Thursday, 15 January 2009
I got a specimen from a friend a long time ago, not knowing what this really was. I merely recall it being planted en-masse just outside Les Amis au Jardin at SBG, or so I thought. So, I found a nice little corner in the garden and proceeded to plant it, quite unsuspectingly of course. Naturally I had to find out the hard way when I noticed many new suckers appearing all over my garden within weeks.

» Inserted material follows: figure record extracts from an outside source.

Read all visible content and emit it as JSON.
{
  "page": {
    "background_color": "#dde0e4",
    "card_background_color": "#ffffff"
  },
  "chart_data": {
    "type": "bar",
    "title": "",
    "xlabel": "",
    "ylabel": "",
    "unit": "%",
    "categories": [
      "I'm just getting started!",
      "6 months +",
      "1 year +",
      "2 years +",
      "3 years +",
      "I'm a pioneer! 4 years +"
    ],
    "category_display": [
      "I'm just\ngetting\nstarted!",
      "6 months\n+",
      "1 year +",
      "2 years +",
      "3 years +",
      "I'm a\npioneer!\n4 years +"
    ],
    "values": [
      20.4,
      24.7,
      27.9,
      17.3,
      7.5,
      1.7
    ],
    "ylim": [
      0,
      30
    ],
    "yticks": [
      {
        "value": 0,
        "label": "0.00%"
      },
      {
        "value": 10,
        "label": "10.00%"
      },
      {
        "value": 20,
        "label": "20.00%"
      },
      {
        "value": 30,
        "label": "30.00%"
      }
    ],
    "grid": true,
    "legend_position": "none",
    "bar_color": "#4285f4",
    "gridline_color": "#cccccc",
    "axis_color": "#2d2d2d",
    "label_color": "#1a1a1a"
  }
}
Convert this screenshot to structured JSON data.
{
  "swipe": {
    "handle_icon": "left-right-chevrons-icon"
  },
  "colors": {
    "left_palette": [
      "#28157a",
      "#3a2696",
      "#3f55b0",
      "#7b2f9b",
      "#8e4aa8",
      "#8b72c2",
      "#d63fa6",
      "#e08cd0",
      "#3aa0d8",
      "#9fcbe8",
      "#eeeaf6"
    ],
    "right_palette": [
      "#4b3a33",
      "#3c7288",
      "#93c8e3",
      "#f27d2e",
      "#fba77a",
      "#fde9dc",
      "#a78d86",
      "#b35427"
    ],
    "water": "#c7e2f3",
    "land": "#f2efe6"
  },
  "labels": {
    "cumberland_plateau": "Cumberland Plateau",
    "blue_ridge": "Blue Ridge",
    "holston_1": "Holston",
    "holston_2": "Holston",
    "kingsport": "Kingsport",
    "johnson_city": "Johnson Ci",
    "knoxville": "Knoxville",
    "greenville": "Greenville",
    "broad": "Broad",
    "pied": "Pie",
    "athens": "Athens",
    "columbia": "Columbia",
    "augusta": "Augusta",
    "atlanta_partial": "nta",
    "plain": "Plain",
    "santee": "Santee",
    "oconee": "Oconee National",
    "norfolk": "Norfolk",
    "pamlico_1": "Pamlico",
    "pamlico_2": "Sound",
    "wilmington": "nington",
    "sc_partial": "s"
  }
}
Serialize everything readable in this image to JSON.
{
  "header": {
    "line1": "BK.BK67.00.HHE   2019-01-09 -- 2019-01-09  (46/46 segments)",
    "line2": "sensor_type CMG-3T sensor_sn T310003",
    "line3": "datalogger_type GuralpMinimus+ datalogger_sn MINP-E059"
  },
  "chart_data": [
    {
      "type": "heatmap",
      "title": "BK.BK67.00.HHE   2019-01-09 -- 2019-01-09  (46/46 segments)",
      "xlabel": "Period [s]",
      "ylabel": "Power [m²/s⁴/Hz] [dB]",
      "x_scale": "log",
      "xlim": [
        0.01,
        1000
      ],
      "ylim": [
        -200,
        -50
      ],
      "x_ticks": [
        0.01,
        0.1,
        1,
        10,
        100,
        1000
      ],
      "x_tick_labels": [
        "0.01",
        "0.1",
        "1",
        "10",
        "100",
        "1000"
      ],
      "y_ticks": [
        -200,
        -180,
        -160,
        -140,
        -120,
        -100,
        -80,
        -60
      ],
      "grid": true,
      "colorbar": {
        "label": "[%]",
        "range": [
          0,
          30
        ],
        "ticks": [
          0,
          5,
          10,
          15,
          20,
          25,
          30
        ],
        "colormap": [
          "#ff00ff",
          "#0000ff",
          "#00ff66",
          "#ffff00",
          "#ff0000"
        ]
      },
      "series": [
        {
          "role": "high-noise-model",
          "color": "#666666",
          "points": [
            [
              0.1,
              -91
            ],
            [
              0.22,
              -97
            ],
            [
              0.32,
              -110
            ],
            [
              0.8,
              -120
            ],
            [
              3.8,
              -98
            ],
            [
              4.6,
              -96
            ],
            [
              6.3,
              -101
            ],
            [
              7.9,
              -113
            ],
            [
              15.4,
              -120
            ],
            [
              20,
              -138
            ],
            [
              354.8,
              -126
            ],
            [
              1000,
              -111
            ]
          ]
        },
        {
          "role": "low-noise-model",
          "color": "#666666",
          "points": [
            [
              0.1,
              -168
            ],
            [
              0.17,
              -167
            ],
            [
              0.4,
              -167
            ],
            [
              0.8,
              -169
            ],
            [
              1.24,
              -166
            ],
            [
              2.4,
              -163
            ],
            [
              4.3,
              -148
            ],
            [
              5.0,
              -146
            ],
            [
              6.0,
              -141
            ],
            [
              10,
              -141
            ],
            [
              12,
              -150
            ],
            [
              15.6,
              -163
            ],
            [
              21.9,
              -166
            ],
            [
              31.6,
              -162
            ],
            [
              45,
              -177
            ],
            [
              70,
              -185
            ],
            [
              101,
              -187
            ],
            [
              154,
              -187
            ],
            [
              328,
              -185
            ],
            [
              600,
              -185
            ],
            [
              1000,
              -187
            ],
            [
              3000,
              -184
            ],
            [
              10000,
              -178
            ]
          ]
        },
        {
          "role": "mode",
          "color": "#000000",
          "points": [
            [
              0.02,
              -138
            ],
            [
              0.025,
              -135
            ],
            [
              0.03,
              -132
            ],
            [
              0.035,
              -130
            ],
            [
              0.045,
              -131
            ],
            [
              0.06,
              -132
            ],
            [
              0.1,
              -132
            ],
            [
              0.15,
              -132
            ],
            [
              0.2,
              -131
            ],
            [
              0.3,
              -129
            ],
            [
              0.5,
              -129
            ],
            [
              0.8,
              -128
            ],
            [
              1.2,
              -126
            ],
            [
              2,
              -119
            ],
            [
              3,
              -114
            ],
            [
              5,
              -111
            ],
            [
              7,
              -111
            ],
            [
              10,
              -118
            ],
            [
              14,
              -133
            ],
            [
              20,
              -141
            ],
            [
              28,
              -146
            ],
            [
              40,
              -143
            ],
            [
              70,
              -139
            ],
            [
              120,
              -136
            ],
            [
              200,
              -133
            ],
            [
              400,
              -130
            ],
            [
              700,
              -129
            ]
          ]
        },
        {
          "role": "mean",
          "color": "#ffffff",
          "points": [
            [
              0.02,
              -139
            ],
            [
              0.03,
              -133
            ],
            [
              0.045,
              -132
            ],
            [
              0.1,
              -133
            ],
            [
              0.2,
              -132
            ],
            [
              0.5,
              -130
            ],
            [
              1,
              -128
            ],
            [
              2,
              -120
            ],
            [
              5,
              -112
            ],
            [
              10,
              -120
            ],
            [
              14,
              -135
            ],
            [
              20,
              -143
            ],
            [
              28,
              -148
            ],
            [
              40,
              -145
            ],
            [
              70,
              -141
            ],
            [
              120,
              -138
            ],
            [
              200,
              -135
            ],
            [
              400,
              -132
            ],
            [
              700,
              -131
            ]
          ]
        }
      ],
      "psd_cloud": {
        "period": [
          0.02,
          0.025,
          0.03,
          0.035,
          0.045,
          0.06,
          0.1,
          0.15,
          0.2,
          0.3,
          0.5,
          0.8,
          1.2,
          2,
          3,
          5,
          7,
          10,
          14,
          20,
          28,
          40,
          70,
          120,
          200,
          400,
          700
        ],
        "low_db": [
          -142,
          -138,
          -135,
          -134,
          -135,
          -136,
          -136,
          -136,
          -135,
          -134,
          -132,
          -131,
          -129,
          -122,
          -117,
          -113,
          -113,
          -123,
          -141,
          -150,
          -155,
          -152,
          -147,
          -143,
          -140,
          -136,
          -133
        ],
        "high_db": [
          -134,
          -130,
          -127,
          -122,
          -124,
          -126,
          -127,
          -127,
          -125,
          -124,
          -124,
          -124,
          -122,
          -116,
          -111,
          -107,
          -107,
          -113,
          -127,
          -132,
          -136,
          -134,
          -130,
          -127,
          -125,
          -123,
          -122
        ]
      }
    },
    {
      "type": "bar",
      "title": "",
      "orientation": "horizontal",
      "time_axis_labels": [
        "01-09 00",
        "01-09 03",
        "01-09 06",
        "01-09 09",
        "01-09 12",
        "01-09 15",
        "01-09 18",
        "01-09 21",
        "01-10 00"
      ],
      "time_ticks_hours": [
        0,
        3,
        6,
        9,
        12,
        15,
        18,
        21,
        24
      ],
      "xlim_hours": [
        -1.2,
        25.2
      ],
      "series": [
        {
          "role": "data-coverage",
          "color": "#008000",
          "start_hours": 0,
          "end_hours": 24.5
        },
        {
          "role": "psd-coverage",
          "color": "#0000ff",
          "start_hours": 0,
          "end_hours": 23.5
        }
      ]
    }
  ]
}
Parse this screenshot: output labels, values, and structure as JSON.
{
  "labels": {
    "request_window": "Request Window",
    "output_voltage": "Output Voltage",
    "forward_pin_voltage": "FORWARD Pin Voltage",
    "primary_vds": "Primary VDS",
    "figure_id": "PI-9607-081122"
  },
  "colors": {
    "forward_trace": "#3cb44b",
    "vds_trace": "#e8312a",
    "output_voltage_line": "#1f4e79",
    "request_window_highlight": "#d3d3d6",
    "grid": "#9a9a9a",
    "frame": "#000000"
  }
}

The Clerodendrum bungei (commonly referred to as the Glory Bower) does, like many other members of the Clerodendrum family tend to have aggressive suckering. They are therefore highly invasive in nature and can be quite a pain to maintain. However, the upside to all this lies in the fact that the plant does produce large scented cluster of dark pink / magenta coloured flowers. It's large dark-green leaves and suckering nature makes this plant an ideal "filler", preferably within contained spaces.
Despite its shortcomings, the Glory Bower is easy to grow and is relatively fuss free. A good dose of direct sunshine and regular moisture is all it needs to thrive.
Apart from the Glory Bower, I also have the Clerodendrum paniculatum (Pagoda flower - comes in orange-red and yellow), Clerodendrum chinense (Honolulu rose) and the Clerodendrum ugandense (Butterfly Clerodendrum) which is a non-suckering plant that produces beautiful pale blue-violet to white flowers which dance like little butterflies with long antennae at the ends of long, arching branches.